Artık kararı verdik, kovacağız sizi tek, tek,
Her şeyi göze aldık, bunu dünya görecek.
Avrupa, besle, büyüt, sonra da sal içime,
İnsan hakları deyip, düş katilin peşine.
Hepiniz birden gelin, zerre korkumuz yoktur,
Hele bakın tarihe, yenilgileriniz çoktur.
Dağlarda güç yetmedi, gelip pusu kurdunuz,
Gencecik askerimi, katledip durdunuz.
Dağdadır devamları, başınızın belâsı,
Karaların Kartalı, Kayseri Komandoları.
İnlerinize girip, indirecekler sizi,
Hem teşhir edecekler, kokuşmuş leşinizi.
Ne ininiz ve ne de; mağaranız, kalacak,
Bombalarla vurulup, size mezar olacak.
Bizler, ölü değiliz, şehadet; şerbet bize,
Sizler birer leşsiniz, cehennem haktır size.
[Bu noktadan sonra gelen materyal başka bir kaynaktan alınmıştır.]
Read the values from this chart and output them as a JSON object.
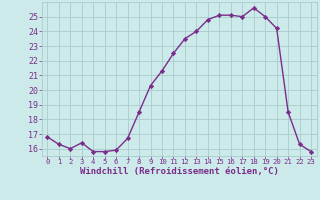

Her evde üç-beş asker, sırada beklemede,
“Vatan Sağ Olsun,” sözü; dua kelimelerde.
Kalbimizden severiz, bizler vatanımızı,
Vatanı olmayanın, vardır içinde sızı.
Bu vatanın uğruna; bir değil, bin can fedâ,
Tekbirlerle uğurlarız, ondan razı olsun Hüdâ.
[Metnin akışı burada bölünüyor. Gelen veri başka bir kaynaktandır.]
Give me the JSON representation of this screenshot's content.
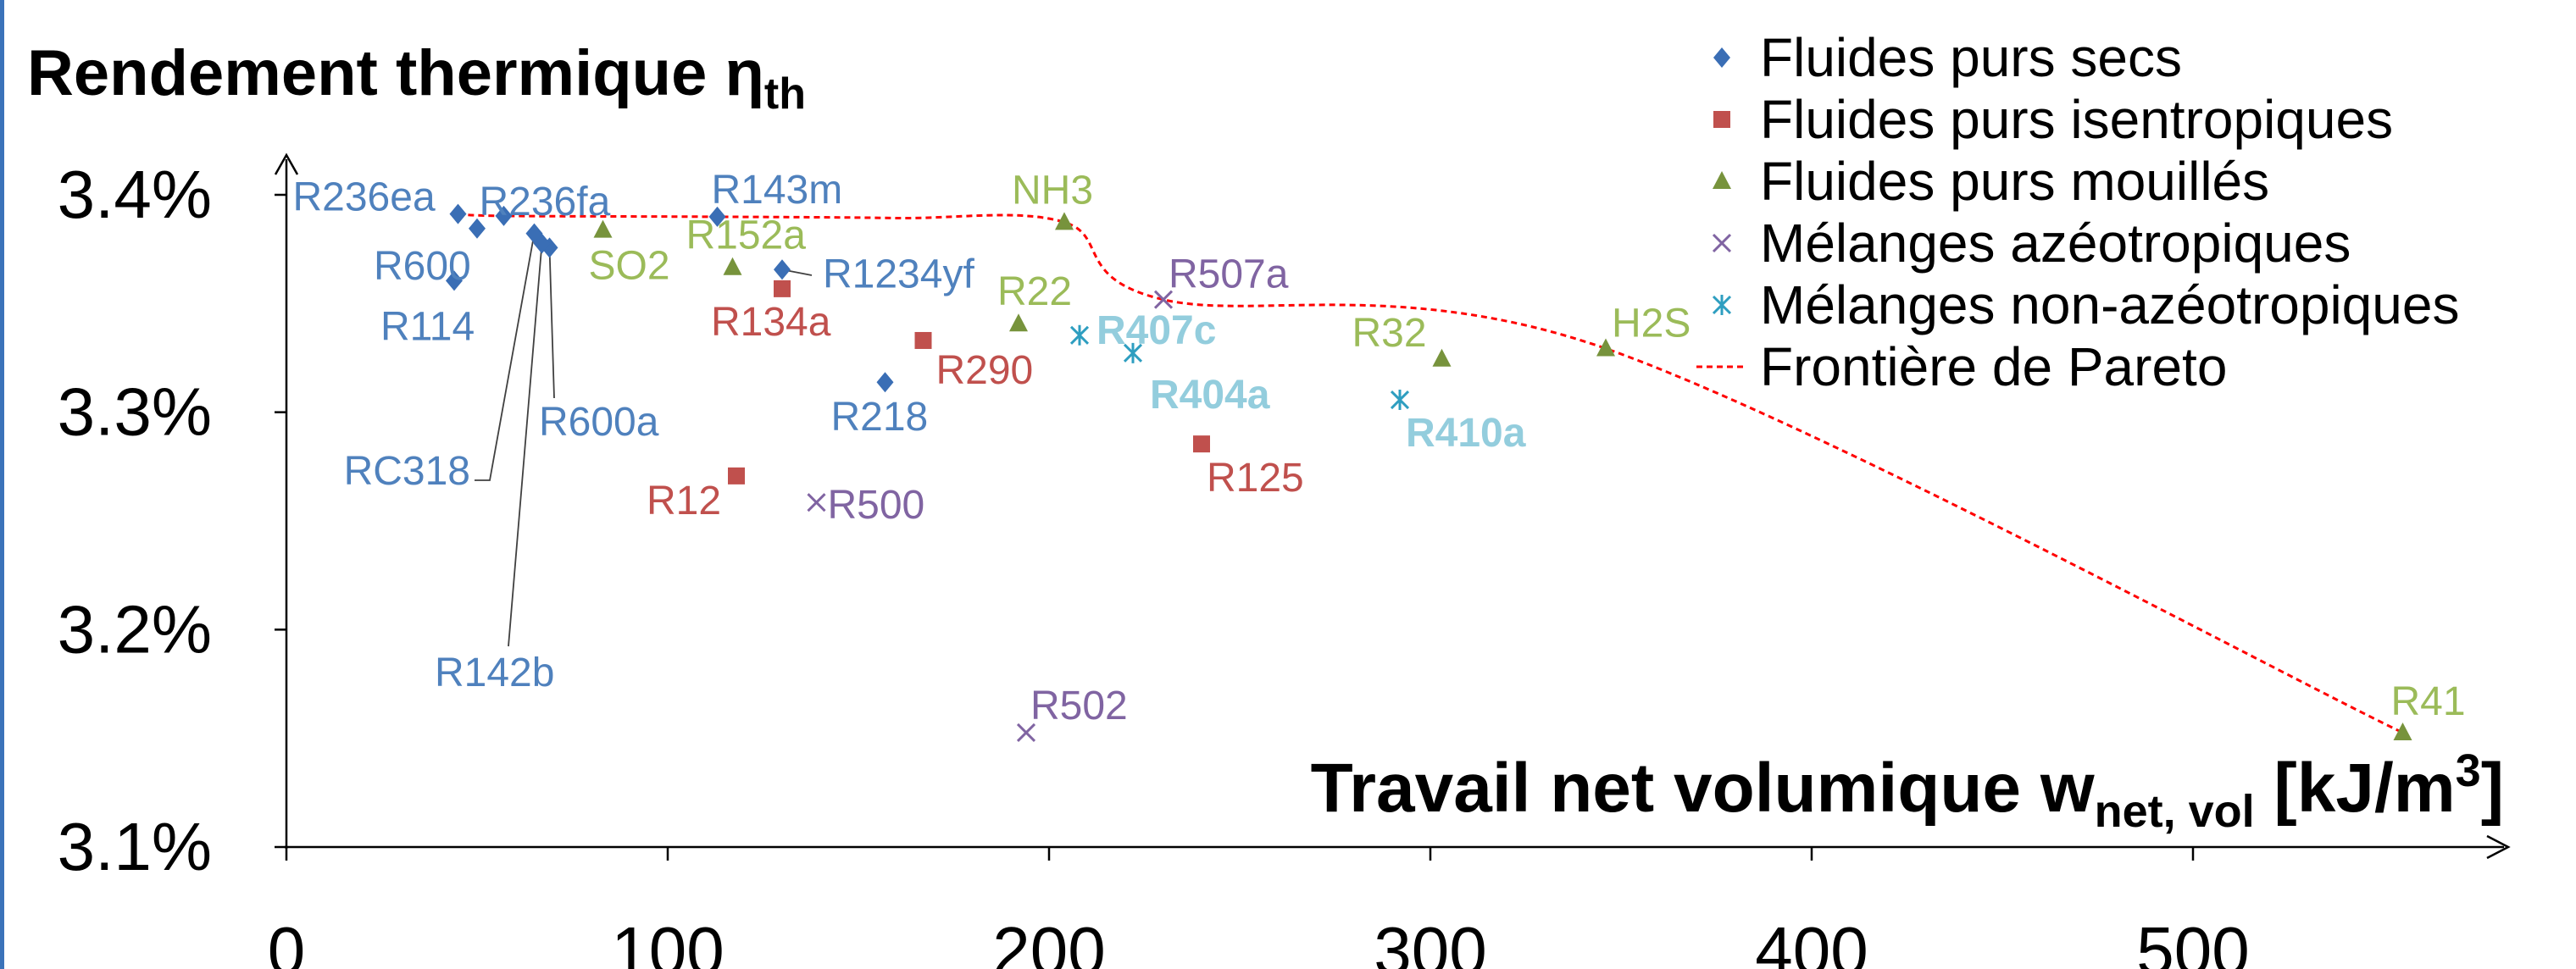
{
  "chart_data": {
    "type": "scatter",
    "title": "Rendement thermique η",
    "title_sub": "th",
    "xlabel_main": "Travail net volumique w",
    "xlabel_sub": "net, vol",
    "xlabel_unit": "[kJ/m",
    "xlabel_sup": "3",
    "xlabel_close": "]",
    "xlim": [
      0,
      580
    ],
    "ylim": [
      3.1,
      3.4
    ],
    "x_ticks": [
      0,
      100,
      200,
      300,
      400,
      500
    ],
    "x_tick_labels": [
      "0",
      "100",
      "200",
      "300",
      "400",
      "500"
    ],
    "y_ticks": [
      3.1,
      3.2,
      3.3,
      3.4
    ],
    "y_tick_labels": [
      "3.1%",
      "3.2%",
      "3.3%",
      "3.4%"
    ],
    "grid": false,
    "legend_position": "top-right",
    "series": [
      {
        "name": "Fluides purs secs",
        "marker": "diamond",
        "color": "#3A6EB5",
        "label_color": "#4F81BD",
        "points": [
          {
            "label": "R236ea",
            "x": 45,
            "y": 3.3912
          },
          {
            "label": "R600",
            "x": 50,
            "y": 3.3845
          },
          {
            "label": "R114",
            "x": 44,
            "y": 3.3605
          },
          {
            "label": "R236fa",
            "x": 57,
            "y": 3.3903
          },
          {
            "label": "RC318",
            "x": 65,
            "y": 3.3822
          },
          {
            "label": "R600a",
            "x": 69,
            "y": 3.3757
          },
          {
            "label": "R142b",
            "x": 67,
            "y": 3.3776
          },
          {
            "label": "R143m",
            "x": 113,
            "y": 3.3899
          },
          {
            "label": "R1234yf",
            "x": 130,
            "y": 3.3656
          },
          {
            "label": "R218",
            "x": 157,
            "y": 3.3138
          }
        ]
      },
      {
        "name": "Fluides purs isentropiques",
        "marker": "square",
        "color": "#C0504D",
        "label_color": "#C0504D",
        "points": [
          {
            "label": "R134a",
            "x": 130,
            "y": 3.3568
          },
          {
            "label": "R12",
            "x": 118,
            "y": 3.2707
          },
          {
            "label": "R290",
            "x": 167,
            "y": 3.333
          },
          {
            "label": "R125",
            "x": 240,
            "y": 3.2854
          }
        ]
      },
      {
        "name": "Fluides purs mouillés",
        "marker": "triangle",
        "color": "#77933C",
        "label_color": "#9BBB59",
        "points": [
          {
            "label": "SO2",
            "x": 83,
            "y": 3.3838
          },
          {
            "label": "R152a",
            "x": 117,
            "y": 3.3666
          },
          {
            "label": "R22",
            "x": 192,
            "y": 3.3407
          },
          {
            "label": "NH3",
            "x": 204,
            "y": 3.3874
          },
          {
            "label": "R32",
            "x": 303,
            "y": 3.3245
          },
          {
            "label": "H2S",
            "x": 346,
            "y": 3.3293
          },
          {
            "label": "R41",
            "x": 555,
            "y": 3.1526
          }
        ]
      },
      {
        "name": "Mélanges azéotropiques",
        "marker": "x",
        "color": "#8064A2",
        "label_color": "#8064A2",
        "points": [
          {
            "label": "R500",
            "x": 139,
            "y": 3.2585
          },
          {
            "label": "R507a",
            "x": 230,
            "y": 3.3518
          },
          {
            "label": "R502",
            "x": 194,
            "y": 3.1526
          }
        ]
      },
      {
        "name": "Mélanges non-azéotropiques",
        "marker": "asterisk",
        "color": "#2E9EC0",
        "label_color": "#93CDDD",
        "points": [
          {
            "label": "R407c",
            "x": 208,
            "y": 3.3354
          },
          {
            "label": "R404a",
            "x": 222,
            "y": 3.3272
          },
          {
            "label": "R410a",
            "x": 292,
            "y": 3.3057
          }
        ]
      }
    ],
    "pareto": {
      "name": "Frontière de Pareto",
      "color": "#FF0000",
      "points": [
        {
          "x": 45,
          "y": 3.3912
        },
        {
          "x": 57,
          "y": 3.3903
        },
        {
          "x": 113,
          "y": 3.3899
        },
        {
          "x": 160,
          "y": 3.3893
        },
        {
          "x": 204,
          "y": 3.3874
        },
        {
          "x": 230,
          "y": 3.3518
        },
        {
          "x": 346,
          "y": 3.3293
        },
        {
          "x": 555,
          "y": 3.1526
        }
      ]
    }
  }
}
Bayraklara sarılmış, tabutlar içtimada,
Saf-saf olmuş mü’minler, bayraklarla sırada.
Ülkenin her yanından, yürüyüşleri seyret,
Dillerde tel’în, la’net, Yâ Rab, bunları kahret.
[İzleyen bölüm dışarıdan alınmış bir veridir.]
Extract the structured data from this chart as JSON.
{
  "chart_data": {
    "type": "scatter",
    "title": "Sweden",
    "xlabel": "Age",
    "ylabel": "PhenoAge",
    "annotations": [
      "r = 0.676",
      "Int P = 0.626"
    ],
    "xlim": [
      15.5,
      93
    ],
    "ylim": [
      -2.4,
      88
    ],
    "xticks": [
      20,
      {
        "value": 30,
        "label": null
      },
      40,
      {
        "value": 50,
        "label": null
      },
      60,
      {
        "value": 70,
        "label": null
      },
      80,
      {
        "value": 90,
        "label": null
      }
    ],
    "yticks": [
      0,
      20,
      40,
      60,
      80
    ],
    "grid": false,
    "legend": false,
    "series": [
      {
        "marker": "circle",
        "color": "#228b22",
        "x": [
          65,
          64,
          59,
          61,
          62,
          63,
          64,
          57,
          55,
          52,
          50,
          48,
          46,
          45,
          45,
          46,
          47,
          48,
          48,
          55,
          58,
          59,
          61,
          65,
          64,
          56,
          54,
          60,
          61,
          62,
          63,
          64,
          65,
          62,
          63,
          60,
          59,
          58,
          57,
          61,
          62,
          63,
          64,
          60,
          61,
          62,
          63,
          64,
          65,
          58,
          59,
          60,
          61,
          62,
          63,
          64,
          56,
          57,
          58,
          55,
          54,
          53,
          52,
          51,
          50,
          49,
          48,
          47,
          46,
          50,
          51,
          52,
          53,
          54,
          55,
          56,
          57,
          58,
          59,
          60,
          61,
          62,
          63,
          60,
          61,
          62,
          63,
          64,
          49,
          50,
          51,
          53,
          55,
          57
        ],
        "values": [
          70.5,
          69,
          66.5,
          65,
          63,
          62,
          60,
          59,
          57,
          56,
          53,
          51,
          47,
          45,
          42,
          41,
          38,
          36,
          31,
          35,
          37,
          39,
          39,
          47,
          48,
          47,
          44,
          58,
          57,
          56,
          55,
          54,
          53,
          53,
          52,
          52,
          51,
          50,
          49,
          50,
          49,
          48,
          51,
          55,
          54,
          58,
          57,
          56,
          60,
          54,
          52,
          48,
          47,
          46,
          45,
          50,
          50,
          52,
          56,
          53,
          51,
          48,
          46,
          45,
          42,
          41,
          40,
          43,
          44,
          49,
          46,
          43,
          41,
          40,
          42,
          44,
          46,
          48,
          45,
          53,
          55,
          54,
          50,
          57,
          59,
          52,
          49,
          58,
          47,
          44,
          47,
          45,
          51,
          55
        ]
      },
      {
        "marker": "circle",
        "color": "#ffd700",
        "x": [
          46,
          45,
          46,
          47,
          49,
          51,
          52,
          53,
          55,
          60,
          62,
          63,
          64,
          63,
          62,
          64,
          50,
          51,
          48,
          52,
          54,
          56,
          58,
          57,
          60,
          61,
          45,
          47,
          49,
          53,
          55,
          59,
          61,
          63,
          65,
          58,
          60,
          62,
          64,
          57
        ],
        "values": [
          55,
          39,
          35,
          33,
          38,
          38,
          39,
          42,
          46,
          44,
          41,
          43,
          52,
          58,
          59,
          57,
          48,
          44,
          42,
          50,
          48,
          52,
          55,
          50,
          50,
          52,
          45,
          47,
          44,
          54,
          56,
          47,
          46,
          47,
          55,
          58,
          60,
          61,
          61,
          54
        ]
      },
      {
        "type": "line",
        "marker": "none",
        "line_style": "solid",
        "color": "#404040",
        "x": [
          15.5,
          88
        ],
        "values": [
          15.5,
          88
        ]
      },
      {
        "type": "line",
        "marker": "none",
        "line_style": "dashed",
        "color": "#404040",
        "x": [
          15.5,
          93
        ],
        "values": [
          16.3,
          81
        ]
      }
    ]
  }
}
Sonlarına az kaldı, temizlik her bir yerde,
Artık dimdik duracağız, hazarda ve seferde.
...
ŞEHİTLİK:
Allah yolunda canını feda eden bir Müslümana şehid denir.
Şehidlik, İslâm'da en büyük mertebedir. Şehidlerin Allah katında kadir ve kıymetleri pek yücedir. Âhirette en büyük rütbenin peygamberlikten sonra şehidlik olduğu belirtilmiştir. Bunun içindir ki, şehidlerin bütün günah ve kusurları Allah tarafından afvedilmektedir.
Müslümanları, düşmanlarına üstün kılan en mühim esaslardan biri "Ölürsem şehidim, kalırsam gazi!.." inancıdır. Bu durum, ayette "iki güzelden biri" şeklinde ifade edilmiştir. (Tevbe, 9/52) Yani, mü´min için savaşta iki güzel neticeden biri vardır: Ya galip gelecek, ya şehit olacaktır. (İbnu Kesir, IV/102; Nesefi, II/130)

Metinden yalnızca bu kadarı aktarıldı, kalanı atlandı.